За решетками кабинета слегка просветлело, пролетела ворона с пронзительным воплем; все вздрогнули.
— В конце концов майор его «расколол», — говорил Саня, — но после отчаянного сопротивления. Он боялся Любы, потому что чувствовал в ней силу и решительность пойти на все, до конца. «Шеф» блестящий организатор, но не исполнитель. Так, он не смог «устранить» меня, хотя возможностей было более чем достаточно.
— Ну, не знаю, — протянула тетка. — По-моему, он пришел ночью в сад, чтоб убить тебя.
— Он не может, как он выразился, «физически». Мечта, замысел, заговор: соблазн свободы через убийство созревал подсознательно.

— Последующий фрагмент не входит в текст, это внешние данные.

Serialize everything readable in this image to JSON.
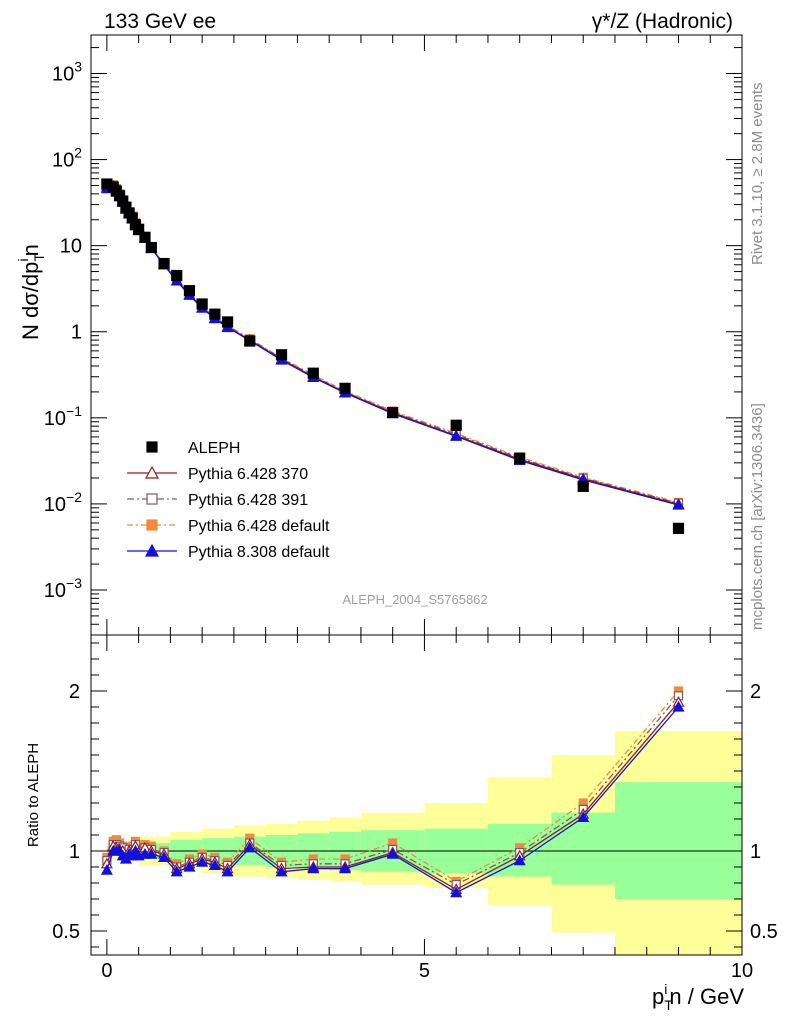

И все же не знаю, решился бы он на него, кабы не толчок — смерть сына.
— Любаша убила его сына? — изумилась Настя; изумились все три женщины.
— Не совсем так… но косвенно. Тетя Май, вы как-то упомянули про страшное чувство неполноценности, которое может превратиться в натуральную манию у некоторых женщин. Помните наш другой разговор? Донцовы любят друг друга, как вы когда-то с мужем…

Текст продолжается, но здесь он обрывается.